1.4     Freigaben zum Einflug in den Luftraum der Klasse D (nicht Kontrollzone) für örtliche Flüge an Flugplätzen unterhalb dieses Luftraumes richten sich nach besonderen Regelungen mit der zuständigen Flugverkehrskontrolle, sofern diese ein solches Verfahren für vertretbar hält. Die Voraussetzungen zur Erteilung von Flugverkehrskontrollfreigaben für Segelflüge im Luftraum der Klasse D (nicht Kontrollzone) sind in gesonderten NfL – I bekannt gemacht.

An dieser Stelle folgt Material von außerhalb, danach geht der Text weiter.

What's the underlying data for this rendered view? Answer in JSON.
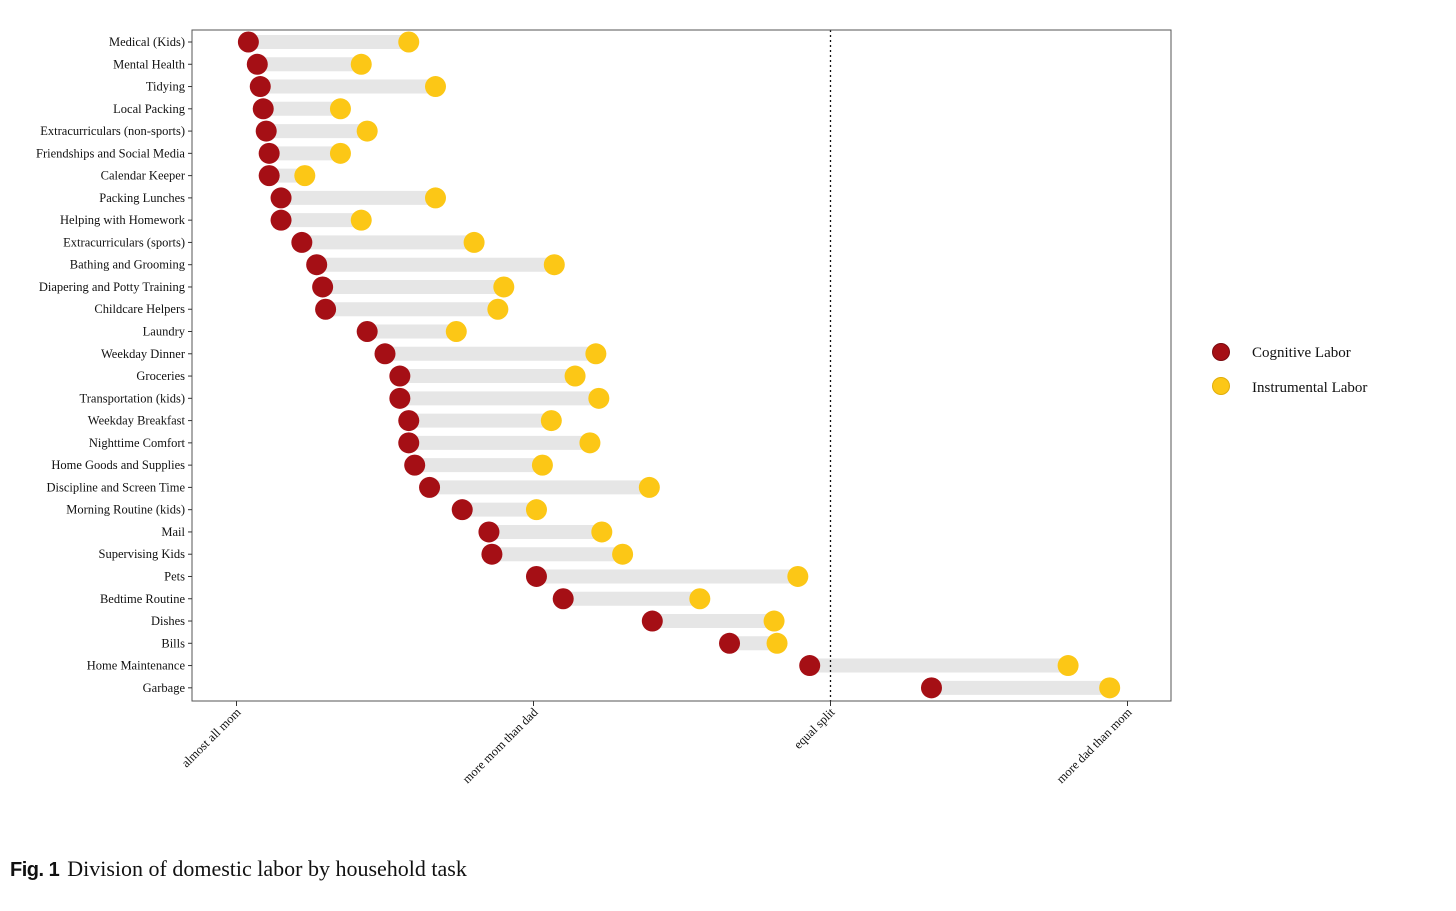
{
  "chart_data": {
    "type": "dumbbell",
    "title": "",
    "xlabel": "",
    "ylabel": "",
    "xlim": [
      -0.15,
      3.15
    ],
    "x_ticks": [
      {
        "value": 0,
        "label": "almost all mom"
      },
      {
        "value": 1,
        "label": "more mom than dad"
      },
      {
        "value": 2,
        "label": "equal split"
      },
      {
        "value": 3,
        "label": "more dad than mom"
      }
    ],
    "reference_line": {
      "value": 2,
      "style": "dotted"
    },
    "series": [
      {
        "name": "Cognitive Labor",
        "color": "#a50f15"
      },
      {
        "name": "Instrumental Labor",
        "color": "#fcc716"
      }
    ],
    "categories": [
      "Medical (Kids)",
      "Mental Health",
      "Tidying",
      "Local Packing",
      "Extracurriculars (non-sports)",
      "Friendships and Social Media",
      "Calendar Keeper",
      "Packing Lunches",
      "Helping with Homework",
      "Extracurriculars (sports)",
      "Bathing and Grooming",
      "Diapering and Potty Training",
      "Childcare Helpers",
      "Laundry",
      "Weekday Dinner",
      "Groceries",
      "Transportation (kids)",
      "Weekday Breakfast",
      "Nighttime Comfort",
      "Home Goods and Supplies",
      "Discipline and Screen Time",
      "Morning Routine (kids)",
      "Mail",
      "Supervising Kids",
      "Pets",
      "Bedtime Routine",
      "Dishes",
      "Bills",
      "Home Maintenance",
      "Garbage"
    ],
    "cognitive": [
      0.04,
      0.07,
      0.08,
      0.09,
      0.1,
      0.11,
      0.11,
      0.15,
      0.15,
      0.22,
      0.27,
      0.29,
      0.3,
      0.44,
      0.5,
      0.55,
      0.55,
      0.58,
      0.58,
      0.6,
      0.65,
      0.76,
      0.85,
      0.86,
      1.01,
      1.1,
      1.4,
      1.66,
      1.93,
      2.34
    ],
    "instrumental": [
      0.58,
      0.42,
      0.67,
      0.35,
      0.44,
      0.35,
      0.23,
      0.67,
      0.42,
      0.8,
      1.07,
      0.9,
      0.88,
      0.74,
      1.21,
      1.14,
      1.22,
      1.06,
      1.19,
      1.03,
      1.39,
      1.01,
      1.23,
      1.3,
      1.89,
      1.56,
      1.81,
      1.82,
      2.8,
      2.94
    ]
  },
  "caption": {
    "fig_label": "Fig. 1",
    "title": "Division of domestic labor by household task"
  }
}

1.5     VFR-Flüge von öffentlichem Interesse (z.B. Foto- und Vermessungsflüge) sind bei der zuständigen Flugverkehrskontrolle im Voraus anzumelden und mit dieser abzustimmen.

2.     Durchführung

2.1     Der Sprechfunk wird in englischer und deutscher Sprache durchgeführt. Dabei sind die veröffentlichten Sprechgruppen entsprechend anzuwenden.

2.2     Mit der zuständigen Flugverkehrskontrolle ist Sprechfunkverbindung wie folgt aufzunehmen:

–     spätestens 5 Minuten vor Einflug in diesen Luftraum;

–     beim Abflug von einem Flugplatz unterhalb dieses Luftraumes so bald wie möglich nach dem Start.

2.3     Zur Durchführung dieser VFR-Flüge sind vom Luftfahrzeugführer folgende Flugdaten zu übermitteln:

a)     Luftfahrzeugkennung/Rufzeichen;

b)     Luftfahrzeugmuster;

c)     Position;

d)     Flugstrecke;

e)     Flughöhe.

2.4     Kann der Luftfahrzeugführer eine Freigabe aus Wetter- oder anderen Gründen nicht einhalten, hat er rechtzeitig eine geänderte Freigabe einzuholen.

2.5     Im Interesse eines f1üssigen Verkehrsablaufs kann die zuständige Flugverkehrskontrolle den Flug auf eine andere als die beantragte Flugstrecke/Flughöhe freigeben.

2.6     Fällt bei einem Flug nach Sichtflugregeln die Funkverbindung vor Einflug in den Luftraum der Klasse D (nicht Kontrollzone) aus, hat der Luftfahrzeugführer dieses Gebiet unbeschadet einer bereits erhaltenen Einflugfreigabe zu meiden; tritt der Funkausfall innerhalb des Luftraumes der Klasse  D (nicht Kontrollzone) ein, hat der Luftfahrzeugführer den Flug gemäß erhaltener und bestätigter Freigabe weiterzuführen oder, falls dies nicht möglich ist, dieses Gebiet unter Einhaltung der Sichtflugregeln gem. § 28 Abs. 1 Anlage 5 LuftVO auf dem kürzesten Wege zu verlassen.

2.7     Die Flugverkehrskontrolle informiert den Luftfahrzeugführer über den Einflug in den und den Ausflug aus dem Luftraum der Klasse D (nicht Kontrollzone).

3. Diese Bekanntmachung tritt am 23. März 2000 in Kraft. Gleichzeitig treten die Bekanntmachungen über die Voraussetzungen zur Erteilung von Flugverkehrskontrollfreigaben und Auflagen zur Durchführung von Flügen nach Sichtflugregeln (VFR) im Luftraum der Klasse D (nicht Kontrollzone) im Raum Stuttgart und Hamburg vom 26.07.1999 (NfL I – 248/99) sowie im Raum Bremen, Dresden, Leipzig und Münster/ Osnabrück vom 25.02.1999 (NfL I – 52/99 -Probebetrieb-) außer Kraft.

NfL I – 52/99 und I – 248/99 werden hiermit aufgehoben.